Moving us forward from
that taster though, Llewellyn shows us Marcus, now suddenly a name to watch,
choosing his next case, and coming up against a friend of Sulla’s, the
altogether plausible senator, Claudius Decimus Arenius (played by Ben
Arogundade with a fabulously massive voice, rich in intonation). While Quintus
wants him to take a case of hedge-war between neighbours (one of whom is
promising to pay – in actual, useable money!), Marcus finds a case of potential
fraud in the slave trade, that means worming his way into the affairs of a
political mover and shaker. That brings consequences to the whole Cicero family
– and yes, there’s a whole Cicero family! Across the course of the series, we
meet the senior Ciceros, Marcus Tullius gets a wife, Terentia (played with a
glorious line in placidity laced with intellectual fire by Laura Riseborough),
and we meet the in-laws too, including her father, Terentius, played by Jon
Culshaw. Along the way, there are slave stories, accusations of impropriety
with a Vestal Virgin, prostitution, mutilation, conniving with powerful figures
– Sulla himself makes some appearances in Series 1, voiced by the note-perfect
Paul ‘Treacle Tonsils’ Clayton, and an eventual victory that is at best mixed
with disappointment and regret. It all reveals a world tainted with a spreading
corruption, where the word of the Dictator creates its own reality, and if you
happen to be a fact that doesn’t fit with that reality, you can be ironed out.
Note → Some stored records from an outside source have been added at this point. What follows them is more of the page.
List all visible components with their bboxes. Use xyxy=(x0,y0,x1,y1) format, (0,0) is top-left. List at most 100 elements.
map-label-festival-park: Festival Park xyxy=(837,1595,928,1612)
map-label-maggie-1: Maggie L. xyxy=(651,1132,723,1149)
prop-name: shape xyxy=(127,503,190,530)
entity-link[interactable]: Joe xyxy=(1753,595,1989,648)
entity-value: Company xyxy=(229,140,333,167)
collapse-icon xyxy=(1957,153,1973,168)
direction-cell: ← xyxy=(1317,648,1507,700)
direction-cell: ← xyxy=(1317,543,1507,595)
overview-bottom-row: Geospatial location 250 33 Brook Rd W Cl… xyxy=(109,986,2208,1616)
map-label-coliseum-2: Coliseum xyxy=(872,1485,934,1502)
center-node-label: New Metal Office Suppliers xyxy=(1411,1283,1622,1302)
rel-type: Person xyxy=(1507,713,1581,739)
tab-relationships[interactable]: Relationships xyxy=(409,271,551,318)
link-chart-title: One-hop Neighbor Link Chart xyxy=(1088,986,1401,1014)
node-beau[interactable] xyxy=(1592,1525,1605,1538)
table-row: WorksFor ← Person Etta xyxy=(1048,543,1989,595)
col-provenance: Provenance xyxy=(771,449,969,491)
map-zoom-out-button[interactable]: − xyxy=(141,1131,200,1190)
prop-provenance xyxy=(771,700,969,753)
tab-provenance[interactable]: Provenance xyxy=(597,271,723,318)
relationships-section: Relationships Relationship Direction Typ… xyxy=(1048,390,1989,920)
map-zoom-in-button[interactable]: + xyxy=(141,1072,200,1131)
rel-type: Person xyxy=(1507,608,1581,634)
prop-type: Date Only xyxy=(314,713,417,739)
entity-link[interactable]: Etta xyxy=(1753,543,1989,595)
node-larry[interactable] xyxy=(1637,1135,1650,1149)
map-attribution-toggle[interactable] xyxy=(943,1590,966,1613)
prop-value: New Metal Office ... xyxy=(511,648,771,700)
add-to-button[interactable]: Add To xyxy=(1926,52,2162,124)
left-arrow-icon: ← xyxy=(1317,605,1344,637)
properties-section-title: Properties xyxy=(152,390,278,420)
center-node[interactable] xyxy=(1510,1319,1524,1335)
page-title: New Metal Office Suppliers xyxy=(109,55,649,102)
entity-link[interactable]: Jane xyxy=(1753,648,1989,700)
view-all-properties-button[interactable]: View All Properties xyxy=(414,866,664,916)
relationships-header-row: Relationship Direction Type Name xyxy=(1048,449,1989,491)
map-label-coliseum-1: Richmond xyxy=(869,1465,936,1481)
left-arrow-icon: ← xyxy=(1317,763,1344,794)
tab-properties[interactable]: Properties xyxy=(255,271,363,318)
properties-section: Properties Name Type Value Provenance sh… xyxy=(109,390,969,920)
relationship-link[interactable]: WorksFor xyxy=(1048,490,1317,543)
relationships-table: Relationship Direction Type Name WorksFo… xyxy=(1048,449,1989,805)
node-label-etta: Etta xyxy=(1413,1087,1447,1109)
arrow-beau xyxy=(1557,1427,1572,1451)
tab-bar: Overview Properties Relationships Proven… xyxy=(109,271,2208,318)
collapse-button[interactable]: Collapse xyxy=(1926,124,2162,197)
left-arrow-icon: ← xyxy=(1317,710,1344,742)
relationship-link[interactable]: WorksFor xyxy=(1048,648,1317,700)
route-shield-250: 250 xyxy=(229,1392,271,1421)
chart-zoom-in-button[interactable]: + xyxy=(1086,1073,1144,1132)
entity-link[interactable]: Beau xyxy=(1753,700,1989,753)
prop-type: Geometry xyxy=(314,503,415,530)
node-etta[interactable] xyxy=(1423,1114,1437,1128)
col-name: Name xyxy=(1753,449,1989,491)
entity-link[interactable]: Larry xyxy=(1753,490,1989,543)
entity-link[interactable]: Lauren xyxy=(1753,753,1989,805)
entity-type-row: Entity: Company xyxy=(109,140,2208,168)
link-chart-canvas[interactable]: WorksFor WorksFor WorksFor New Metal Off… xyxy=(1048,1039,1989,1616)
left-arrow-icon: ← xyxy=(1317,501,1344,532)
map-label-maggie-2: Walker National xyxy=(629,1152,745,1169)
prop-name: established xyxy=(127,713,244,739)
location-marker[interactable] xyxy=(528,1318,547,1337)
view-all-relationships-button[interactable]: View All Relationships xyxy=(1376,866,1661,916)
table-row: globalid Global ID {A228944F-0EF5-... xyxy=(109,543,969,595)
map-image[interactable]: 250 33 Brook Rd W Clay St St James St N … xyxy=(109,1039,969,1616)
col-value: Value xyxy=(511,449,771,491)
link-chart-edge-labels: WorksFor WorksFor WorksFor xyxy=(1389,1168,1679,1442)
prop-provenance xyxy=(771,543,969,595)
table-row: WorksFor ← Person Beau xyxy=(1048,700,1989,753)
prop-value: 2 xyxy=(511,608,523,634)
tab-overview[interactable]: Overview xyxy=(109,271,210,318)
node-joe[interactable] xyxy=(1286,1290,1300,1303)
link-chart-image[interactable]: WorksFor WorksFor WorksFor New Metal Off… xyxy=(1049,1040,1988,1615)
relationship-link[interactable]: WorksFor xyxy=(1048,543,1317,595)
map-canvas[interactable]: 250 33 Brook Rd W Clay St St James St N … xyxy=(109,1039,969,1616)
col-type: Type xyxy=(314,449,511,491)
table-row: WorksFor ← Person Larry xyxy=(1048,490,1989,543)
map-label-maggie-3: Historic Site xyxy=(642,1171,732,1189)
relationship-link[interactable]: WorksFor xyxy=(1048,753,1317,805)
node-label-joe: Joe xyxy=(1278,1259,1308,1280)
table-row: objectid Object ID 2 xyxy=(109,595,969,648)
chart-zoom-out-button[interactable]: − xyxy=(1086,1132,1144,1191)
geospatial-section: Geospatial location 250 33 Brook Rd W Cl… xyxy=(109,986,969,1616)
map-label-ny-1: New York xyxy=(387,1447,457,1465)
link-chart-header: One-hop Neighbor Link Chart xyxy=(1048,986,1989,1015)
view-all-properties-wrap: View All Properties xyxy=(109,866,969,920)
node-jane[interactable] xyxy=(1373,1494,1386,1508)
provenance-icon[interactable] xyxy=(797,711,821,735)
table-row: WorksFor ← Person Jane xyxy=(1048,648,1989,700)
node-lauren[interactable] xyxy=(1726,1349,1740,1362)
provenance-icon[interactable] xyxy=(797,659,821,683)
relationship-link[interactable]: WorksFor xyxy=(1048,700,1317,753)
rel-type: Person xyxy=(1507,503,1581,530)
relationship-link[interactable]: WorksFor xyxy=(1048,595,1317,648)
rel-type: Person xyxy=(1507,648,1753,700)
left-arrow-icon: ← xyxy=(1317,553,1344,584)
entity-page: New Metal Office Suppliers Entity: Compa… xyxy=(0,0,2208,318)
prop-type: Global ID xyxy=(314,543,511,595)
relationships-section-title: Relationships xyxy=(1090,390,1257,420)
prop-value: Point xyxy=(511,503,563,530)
With extreme prejudice, if necessary.
Which obviously bears no
resemblance to our own world today. Not even a little bit. Nope, not a jot.
But besides the stinging,
visceral picture of a world falling off from even the idea of the virtues it previously espoused, there’s also the
progress of a brotherly relationship between the Cicero Boys that’s pressured
by expectations from outside, by family loyalties and position. There’s a
marriage which while still relatively fresh is threatened by a figure from
Cicero’s past. There are dear friendships renewed, only to reveal how much has
changed since they were last a vigorous bond. And ultimately, in a sequence
which might be said to be just sliiiightly self-indulgent but is easily
forgiven, there’s a choice for Marcus Tullius – whether to be, beyond a shred
of doubt, properly, truly happy in his life, but to be forgotten shortly after
his death, or to be prone to attack, to misery, to the plots of devious, deadly
foes, and have his name spoken, revered and respected for a thousand
generations. It’s a moment even younger listeners will appreciate, because it’s
the central dilemma of the Harry Potter series – to do what is easy, or to do
what is right. Llewellyn doesn’t overly sentimentalise that dilemma though; he
clearly shows us that in this case to do what’s ‘right’ also flatters Cicero’s
vanity and his view of his own potential. Still though, the point of choosing
between an easy, pleasure-filled life and one fraught with difficulty and
danger is clearly made.
Cicero, Series 1 is rich
and gritty and rough and cultured and corrupt and principled and violent and complicated
and brilliant and above all, emotionally true. It’s everything life could be
under Sulla, the Dictator. It’s also five and a half hours of continuous drama
(there are six episodes in Series 1, each around the 55-minute mark), created
by a single writer as a single release. That means the chances of a second
series probably depend on the mind and the calendar of David Llewellyn. Get
Series 1 right now, and immerse yourself in Cicero’s world. Then join me in a
plea for Cicero, Series 2, sooner rather than later.
We all need Cicero in our
lives. This version of the great man, written by Llewellyn, is purpose-built to
hold a mirror up to our own world, and give us a chance to believe that even
when all is going to hell, we still have an individual choice to make, to be
part of the problem or to stand against it, to be comfortable or to count, to
do what’s easy, or to do what’s right.
Plus, it’s cracking audio
drama to boot! Go. Go now – get Cicero, Series 1 in your lugholes!